保姆级 Keras 实现 Faster R-CNN 十二
上一篇 文章中我们实现了 RoiPoolingLayer 层, 它将的功能是将不同大小的 ROI 换为固定大小的特征图作为后续步骤的输入. 在其之后, 就是我们比较熟悉的全连接层了, 实现起来也相对容易
一. 定义 Fast R-CNN 网络
在 RPN 网络也有一次分类与回归, 与 Fast R-CNN 不同的地方是 RPN 分类只分背景与目标, 是一个二分类. 回归是修正 anchor box. Fast R-CNN 分类需要区分 RPN 送出来的建议区域确切的目标类别, 是多分类. 回归修正的建议区域矩形, 也就是 Proposal 层输出的矩形
之前我们有讲过, Faster R-CNN = RPN + Fast R-CNN, 前面的文章中已经完成了 RPN, 现在来完成 Faster R-CNN 网络, 定义如下
# Fast R-CNN 网络
# pooled_rois: RoiPooling 输出
# cells: 全连接网络的神经元的数量
# num_classes: 类别数量
def fast_rcnn(pooled_rois, cells, num_classes):
flatten = TimeDistributed(keras.layers.Flatten(), name = "roi_flatten")(pooled_rois)

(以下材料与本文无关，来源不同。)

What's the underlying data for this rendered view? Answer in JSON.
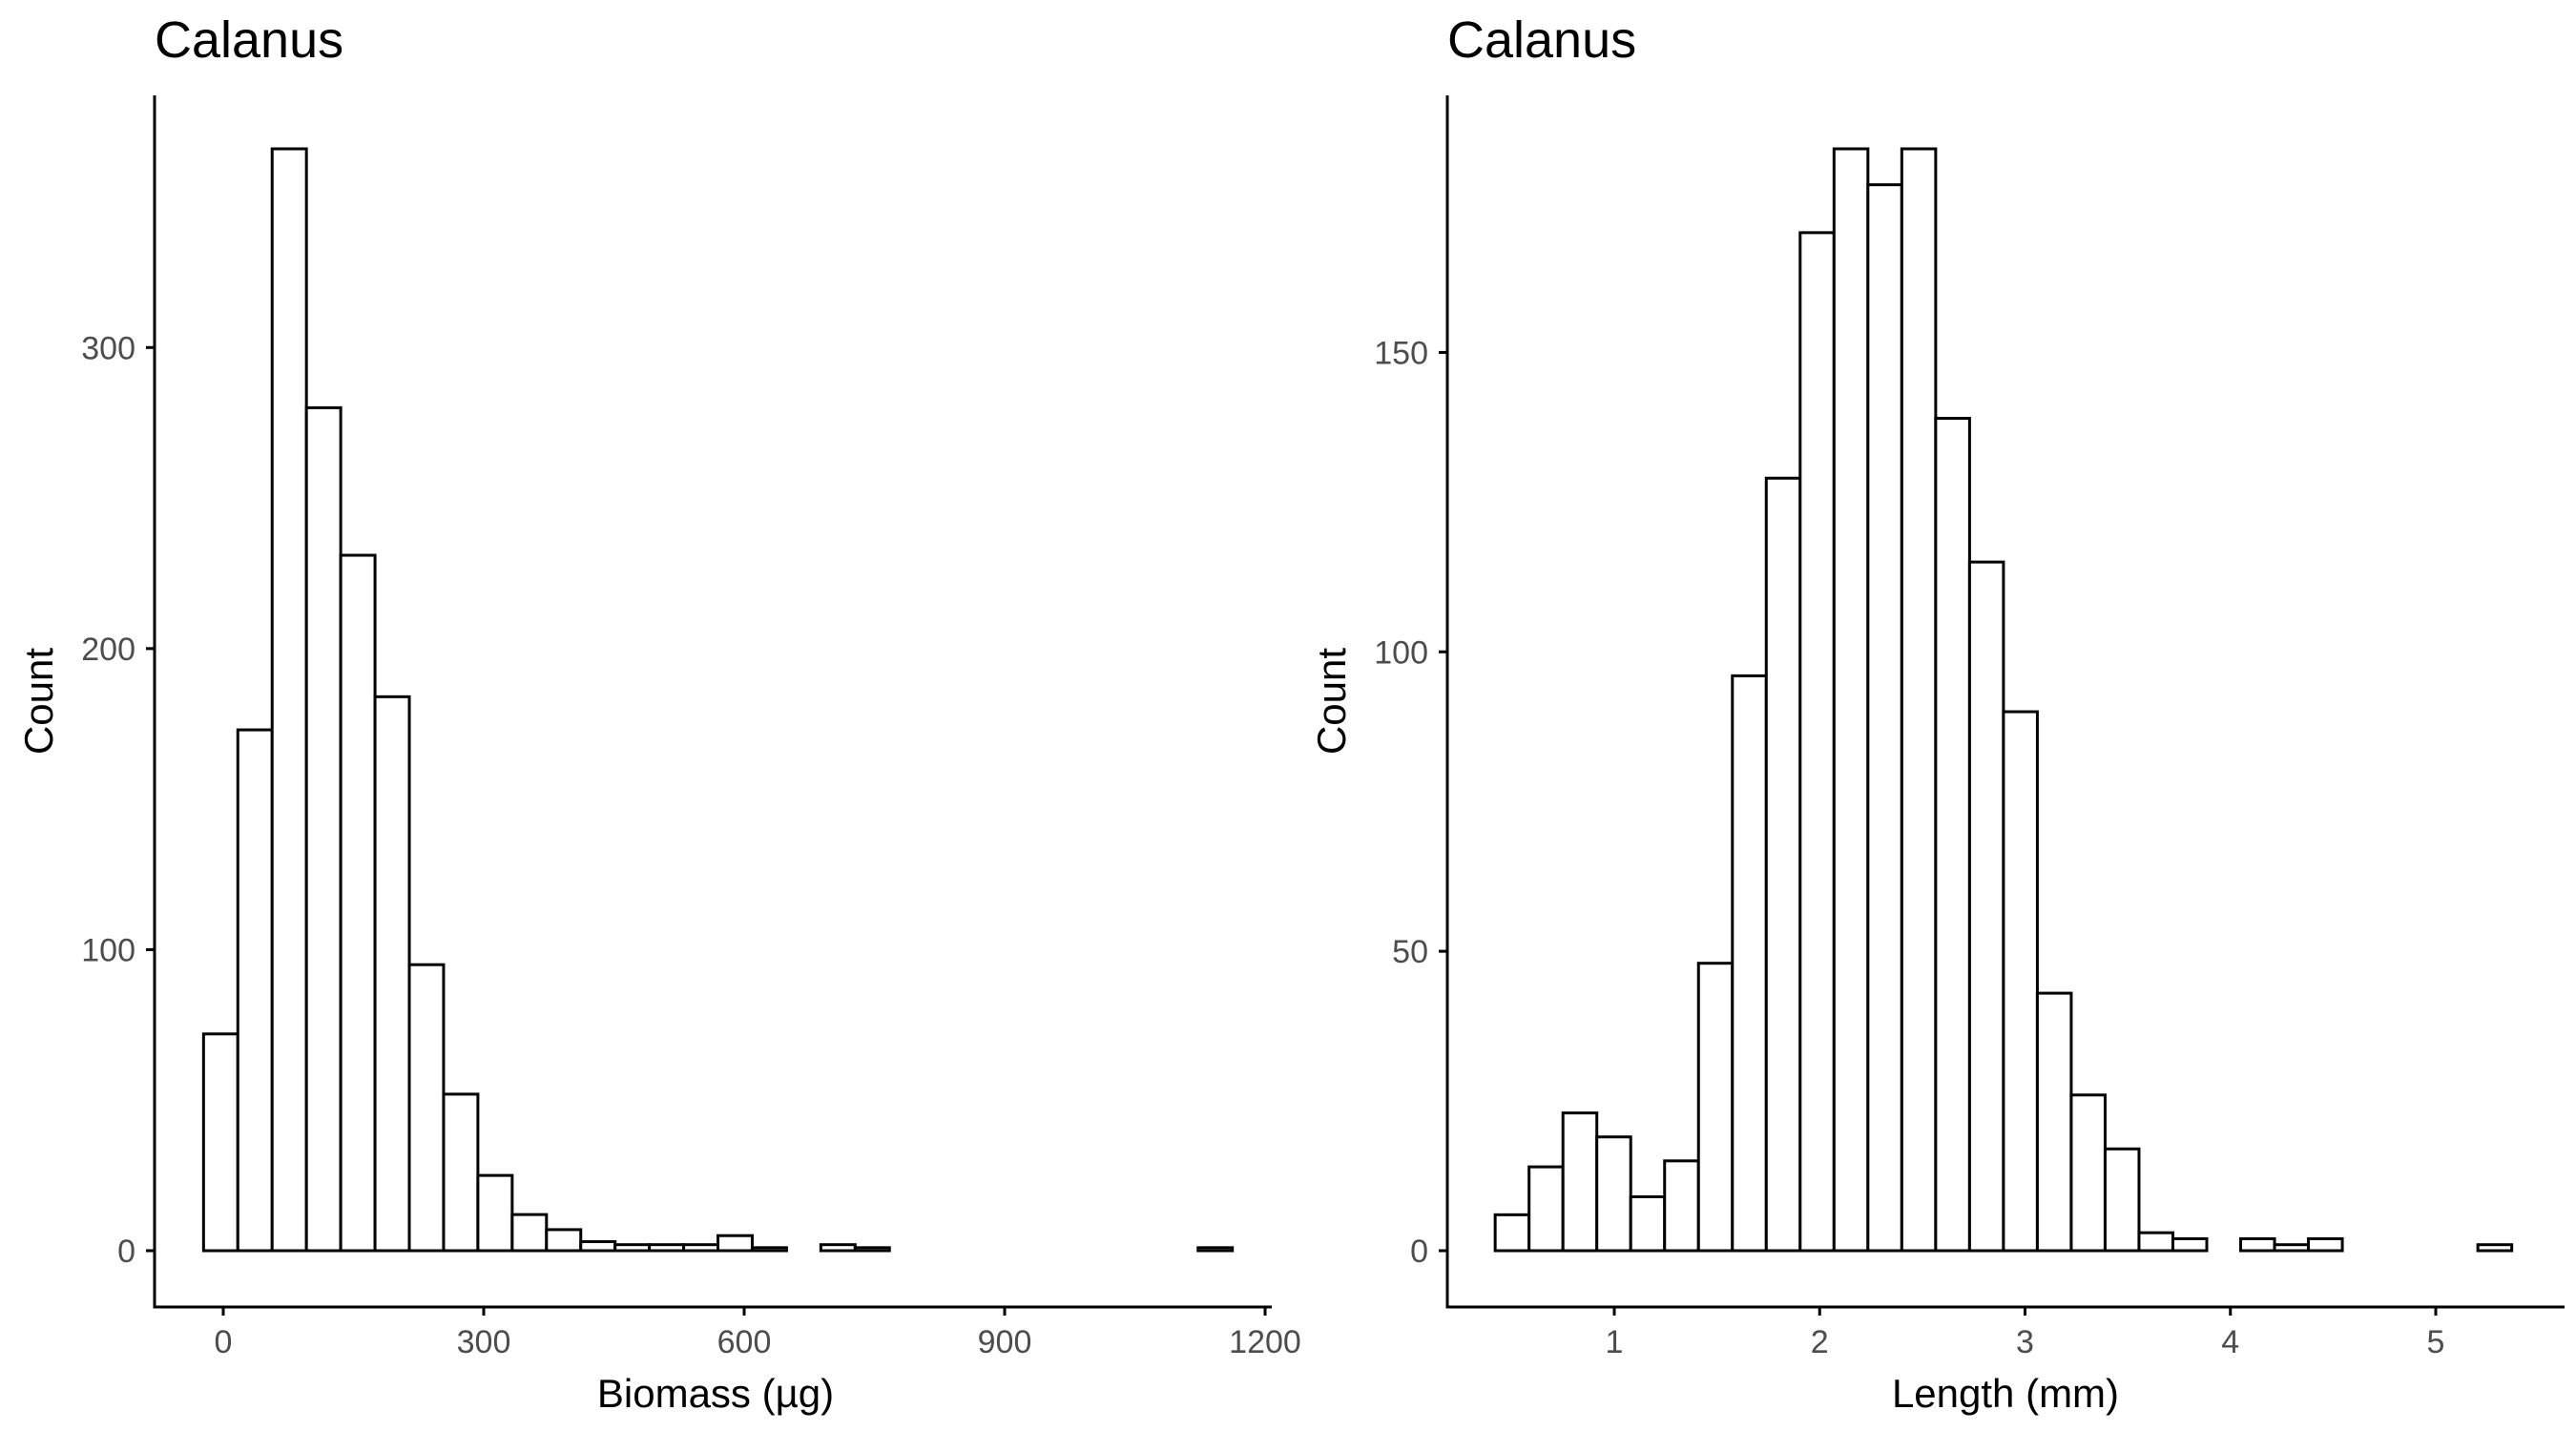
{
  "chart_data": [
    {
      "type": "bar",
      "title": "Calanus",
      "xlabel": "Biomass (µg)",
      "ylabel": "Count",
      "xlim": [
        -20,
        1155
      ],
      "ylim": [
        0,
        366
      ],
      "xticks": [
        0,
        300,
        600,
        900,
        1200
      ],
      "xtick_labels": [
        "0",
        "300",
        "600",
        "900",
        "1200"
      ],
      "yticks": [
        0,
        100,
        200,
        300
      ],
      "ytick_labels": [
        "0",
        "100",
        "200",
        "300"
      ],
      "bin_width": 39.5,
      "bin_starts": [
        -22.7,
        16.8,
        56.3,
        95.8,
        135.3,
        174.8,
        214.3,
        253.8,
        293.3,
        332.8,
        372.3,
        411.8,
        451.3,
        490.8,
        530.3,
        569.8,
        609.3,
        648.8,
        688.3,
        727.8,
        767.3,
        806.8,
        846.3,
        885.8,
        925.3,
        964.8,
        1004.3,
        1043.8,
        1083.3,
        1122.8
      ],
      "values": [
        72,
        173,
        366,
        280,
        231,
        184,
        95,
        52,
        25,
        12,
        7,
        3,
        2,
        2,
        2,
        5,
        1,
        0,
        2,
        1,
        0,
        0,
        0,
        0,
        0,
        0,
        0,
        0,
        0,
        1
      ],
      "grid": false,
      "legend": "none"
    },
    {
      "type": "bar",
      "title": "Calanus",
      "xlabel": "Length (mm)",
      "ylabel": "Count",
      "xlim": [
        0.42,
        5.38
      ],
      "ylim": [
        0,
        184
      ],
      "xticks": [
        1,
        2,
        3,
        4,
        5
      ],
      "xtick_labels": [
        "1",
        "2",
        "3",
        "4",
        "5"
      ],
      "yticks": [
        0,
        50,
        100,
        150
      ],
      "ytick_labels": [
        "0",
        "50",
        "100",
        "150"
      ],
      "bin_width": 0.165,
      "bin_starts": [
        0.42,
        0.585,
        0.75,
        0.915,
        1.08,
        1.245,
        1.41,
        1.575,
        1.74,
        1.905,
        2.07,
        2.235,
        2.4,
        2.565,
        2.73,
        2.895,
        3.06,
        3.225,
        3.39,
        3.555,
        3.72,
        3.885,
        4.05,
        4.215,
        4.38,
        4.545,
        4.71,
        4.875,
        5.04,
        5.205
      ],
      "values": [
        6,
        14,
        23,
        19,
        9,
        15,
        48,
        96,
        129,
        170,
        184,
        178,
        184,
        139,
        115,
        90,
        43,
        26,
        17,
        3,
        2,
        0,
        2,
        1,
        2,
        0,
        0,
        0,
        0,
        1
      ],
      "grid": false,
      "legend": "none"
    }
  ]
}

fc1 = TimeDistributed(keras.layers.Dense(cells, kernel_initializer = "uniform",
activation = "relu"), name = "fc_1")(flatten)
fc2 = TimeDistributed(keras.layers.Dense(cells, kernel_initializer = "uniform",
activation = "relu"), name = "fc_2")(fc1)
# 分类分支
y_cls = TimeDistributed(keras.layers.Dense(num_classes,kernel_initializer = "uniform",
activation = "softmax"), name = "rcnn_cls")(fc2)
# 回归分支
y_reg = TimeDistributed(keras.layers.Dense(4, kernel_initializer = "zero",
activation = "linear"), name ="rcnn_reg")(fc2)
return y_cls, y_reg
上面的定义是很简单, 两个 Dense(全连接) 层, 然后两个分支, 一个用于分类, 一个用于回归. 对照 Faster R-CNN 的网络结构就可以看明白
要讲的是里面有一个神奇的函数 TimeDistributed, 我也不知道怎么翻译好, 就讲一下功能吧. 上一篇 文章最后输出的信息中, outputs.shape == (4, 256, 7, 7, 512), 也就是 RoiPooling 层输出的形状. shape 各个维度表示 [batch_size, num_rois, pool_size_rows, pool_size_cols, feature_channels]. 在上面的定义中, 如果不增加 TimeDistributed 包装一下, 连到全连接层的时候就会有问题, 为什么呢?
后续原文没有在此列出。